Camera IconParents are warned to be vigilant with keeping their children safe from hand sanitiser. Credit: Hagen Hopkins/Getty Images

A six-year-old WA child has been hospitalised after swallowing between 30 and 60ml alcohol-based hand sanitiser causing a shocking blood alcohol reading of 0.18, prompting an urgent health warning to parents.

The child had been taken to a Perth hospital with “acute intoxication”, but has since made a full recovery.

At the time of ingestion, the child had been pretending to host a tea party and poured the hand sanitiser into a teacup before drinking out of it.

Consumer Protection have urged WA parents to keep sanitiser bottles out of reach of children.

The shock health warning comes after Perth and Peel went into a snap three-day lockdown over the long weekend after a hotel quarantine failure.

Lifted at 12.01am Tuesday, residents are still subject to mandatory mask rules both indoors and outdoors, as well as new social distancing and venue capacity restrictions until Saturday.

Poison centres across Australia have seen an increase in adverse reports involving these products.

Consumer Protection Commissioner Lanie Chopping said parents and carers should be extra vigilant now households and schools were using hand sanitiser as part of their daily routines.

“It’s important to remember these products should be treated with extra caution around children,” Ms Chopping said.

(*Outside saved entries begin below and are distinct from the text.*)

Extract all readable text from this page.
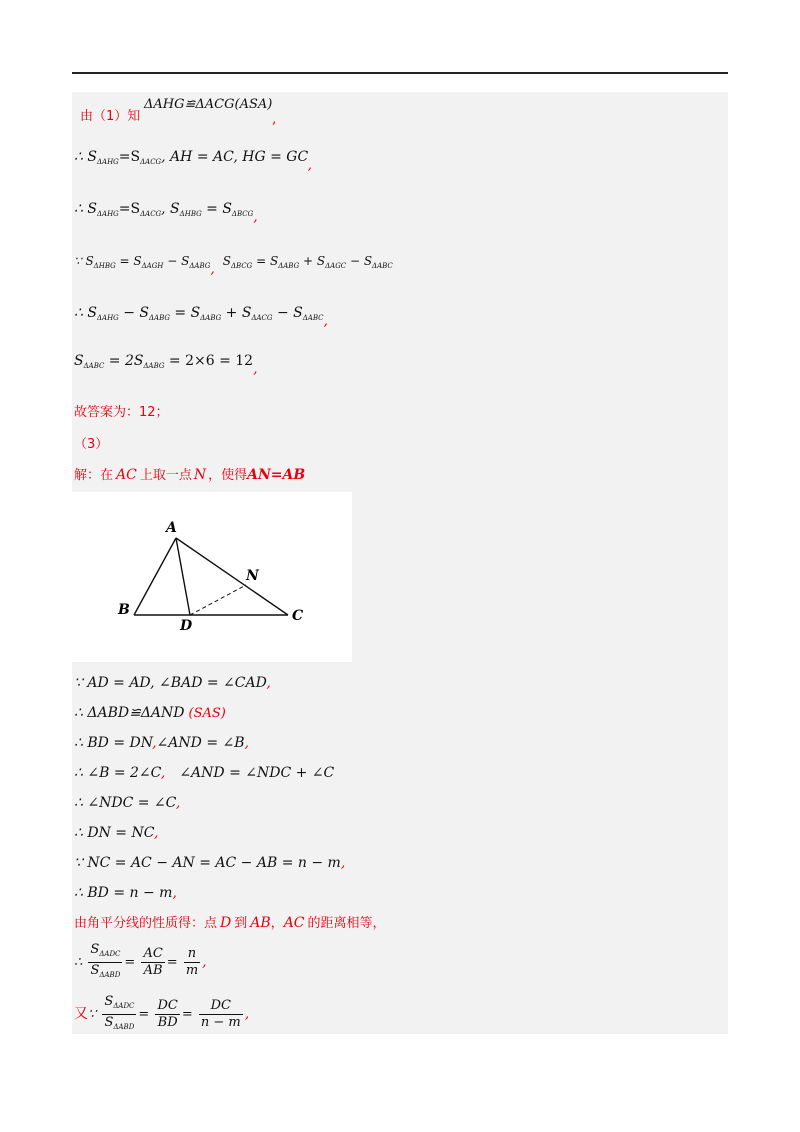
ΔAHG≌ΔACG(ASA)
由（1）知	,
∴ $S_{\Delta AHG}=S_{\Delta ACG}$, AH = AC, HG = GC,
∴ $S_{\Delta AHG}=S_{\Delta ACG}$, $S_{\Delta HBG} = S_{\Delta BCG}$,
∵ $S_{\Delta HBG} = S_{\Delta AGH} - S_{\Delta ABG}$, $S_{\Delta BCG} = S_{\Delta ABG} + S_{\Delta AGC} - S_{\Delta ABC}$
∴ $S_{\Delta AHG} - S_{\Delta ABG} = S_{\Delta ABG} + S_{\Delta ACG} - S_{\Delta ABC}$,
$S_{\Delta ABC} = 2S_{\Delta ABG} = 2\times 6 = 12$,
故答案为：12；
（3）
解：在 AC 上取一点 N ，使得AN=AB
A
B	C
D
N
∵ AD = AD, ∠BAD = ∠CAD,
∴ ΔABD≌ΔAND (SAS)
∴ BD = DN,∠AND = ∠B,
∴ ∠B = 2∠C, ∠AND = ∠NDC + ∠C
∴ ∠NDC = ∠C,
∴ DN = NC,
∵ NC = AC − AN = AC − AB = n − m,
∴ BD = n − m,
由角平分线的性质得：点 D 到 AB，AC 的距离相等，
∴ $\frac{S_{\Delta ADC}}{S_{\Delta ABD}} = \frac{AC}{AB} = \frac{n}{m}$ ,
又∵ $\frac{S_{\Delta ADC}}{S_{\Delta ABD}} = \frac{DC}{BD} = \frac{DC}{n - m}$ ,
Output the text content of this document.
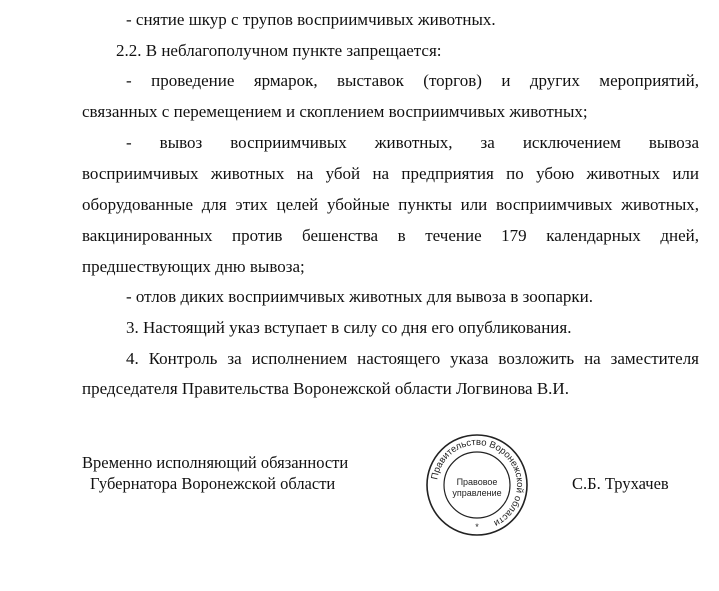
- снятие шкур с трупов восприимчивых животных.
2.2. В неблагополучном пункте запрещается:
- проведение ярмарок, выставок (торгов) и других мероприятий,
связанных с перемещением и скоплением восприимчивых животных;
- вывоз восприимчивых животных, за исключением вывоза
восприимчивых животных на убой на предприятия по убою животных или
оборудованные для этих целей убойные пункты или восприимчивых животных,
вакцинированных против бешенства в течение 179 календарных дней,
предшествующих дню вывоза;
- отлов диких восприимчивых животных для вывоза в зоопарки.
3. Настоящий указ вступает в силу со дня его опубликования.
4. Контроль за исполнением настоящего указа возложить на заместителя
председателя Правительства Воронежской области Логвинова В.И.
Временно исполняющий обязанности
Губернатора Воронежской области	С.Б. Трухачев
Правительство Воронежской области
Правовое
управление
*
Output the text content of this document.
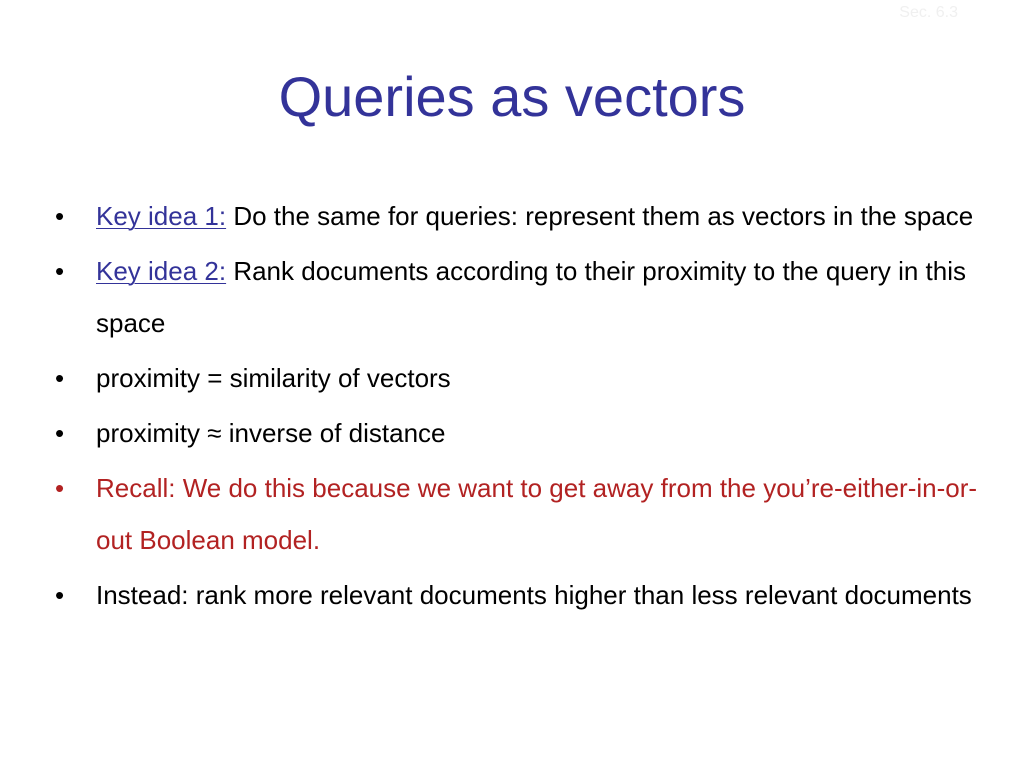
Sec. 6.3
Queries as vectors
• Key idea 1: Do the same for queries: represent them as vectors in the space
• Key idea 2: Rank documents according to their proximity to the query in this space
• proximity = similarity of vectors
• proximity ≈ inverse of distance
• Recall: We do this because we want to get away from the you’re-either-in-or-out Boolean model.
• Instead: rank more relevant documents higher than less relevant documents
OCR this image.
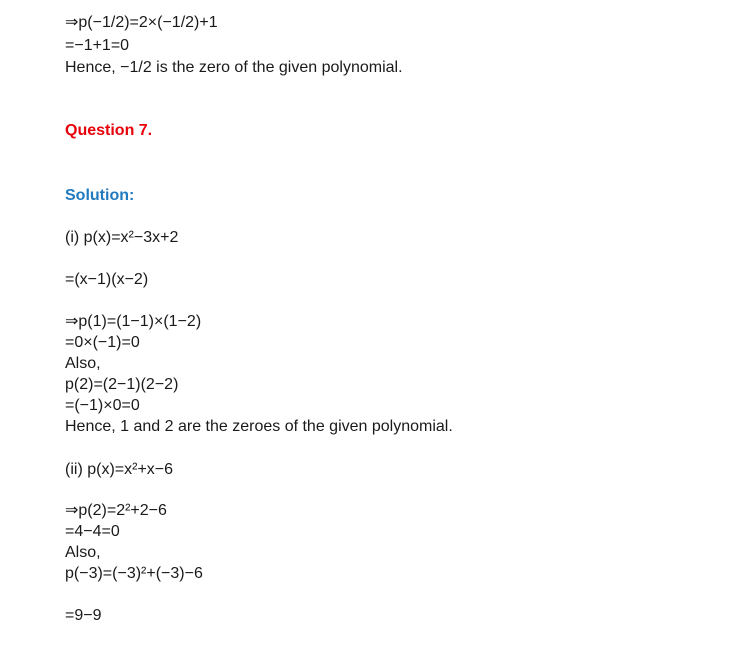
⇒p(−1/2)=2×(−1/2)+1
=−1+1=0
Hence, −1/2 is the zero of the given polynomial.
Question 7.
Solution:
(i) p(x)=x²−3x+2
=(x−1)(x−2)
⇒p(1)=(1−1)×(1−2)
=0×(−1)=0
Also,
p(2)=(2−1)(2−2)
=(−1)×0=0
Hence, 1 and 2 are the zeroes of the given polynomial.
(ii) p(x)=x²+x−6
⇒p(2)=2²+2−6
=4−4=0
Also,
p(−3)=(−3)²+(−3)−6
=9−9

“Most alcohol-based sanitisers contain upwards of 60 per cent alcohol content, meaning just a couple of mouthfuls can be enough to poison a child.

“As a highly flammable product, it should also be kept away from any type of open flame.

“Poison centres across Australia have seen an increase in adverse reports involving these products.”

Ms Chopping said Consumer Protection was working with the ACCC and suppliers to make sure hand sanitiser was not sold in packaging that resembles food or drink bottles to lessen the chance that they would be mistaken for a drink.

If hand sanitiser is ingested, call the Poisons Information Centre immediately on 13 11 26 — open 24 hours a day — to seek urgent medical advice.